Among these atypical morphologies, absent or mild chromatin aggregation in irregular or reticular forms has been reported (Fukuda and Yamamoto 1999; Oo et al. 1996; Stadelmann et al. 1998; Liu et al. 2004; Strosznajder and Gajkowska 2006). In many instances, these morphologies are reminiscent of necrosis seen in DNA damage-triggered cell death in neuroblastoma cell lines (Daugas et al. 2000).
Moreover, some biochemical findings reveal the involvement of calpains (proteases implicated in programmed necrosis) in acute neuronal injury. Thus, it has been shown that there is calpain activation in a rat model of acute neurodegeneration such as status epilepticus (Araujo et al. 2005). In addition, the aberrant expression (or impaired activity) of calpains has been related with neuronal injuries seen in ischemia and strokes (Goll et al. 2003; Saez et al. 2006; Cao et al. 2007).
Finally, recent evidence points to the existence of a Bax-sensitive component of DNA damage-induced AIF translocation in campothecin treated neurons (Cheung et al. 2005).
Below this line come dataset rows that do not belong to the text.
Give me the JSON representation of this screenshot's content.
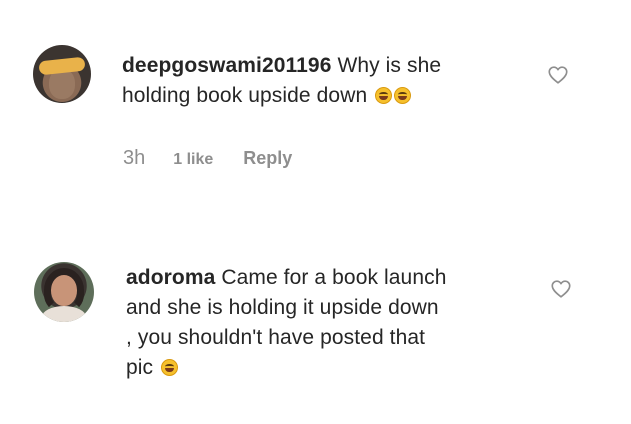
{
  "comments": [
    {
      "username": "deepgoswami201196",
      "text_lines": [
        "Why is she",
        "holding book upside down"
      ],
      "trailing_emojis": [
        "grinning-squinting-face",
        "grinning-squinting-face"
      ],
      "time": "3h",
      "likes": "1 like",
      "reply_label": "Reply",
      "like_icon": "heart-icon"
    },
    {
      "username": "adoroma",
      "text_lines": [
        "Came for a book launch",
        "and she is holding it upside down",
        ", you shouldn't have posted that",
        "pic"
      ],
      "trailing_emojis": [
        "grinning-squinting-face"
      ],
      "like_icon": "heart-icon"
    }
  ],
  "colors": {
    "text": "#262626",
    "meta": "#8e8e8e",
    "heart_outline": "#8e8e8e"
  }
}
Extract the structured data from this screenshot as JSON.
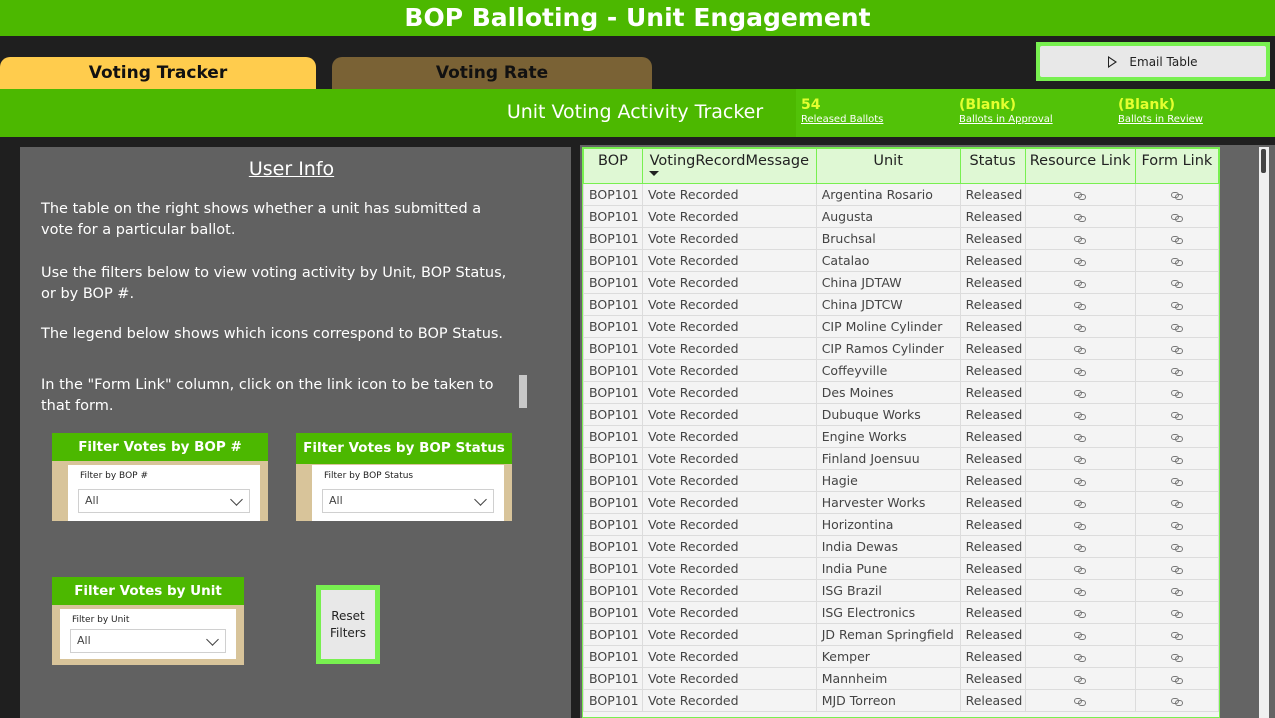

Furthermore, AIF-mediated DNA fragmentation in campothecin-induced cell death is TUNEL positive (Cheung et al. 2005), as is programmed necrosis in MEFs (Moubarak et al. 2007). The existence of a Bax-positive component of DNA-damage-induced AIF translocation combined with its TUNEL-positivity (Cheung et al. 2005), further suggests that programmed necrosis, similar to that characterized in MEFs (Moubarak et al. 2007), can be induced in neurons.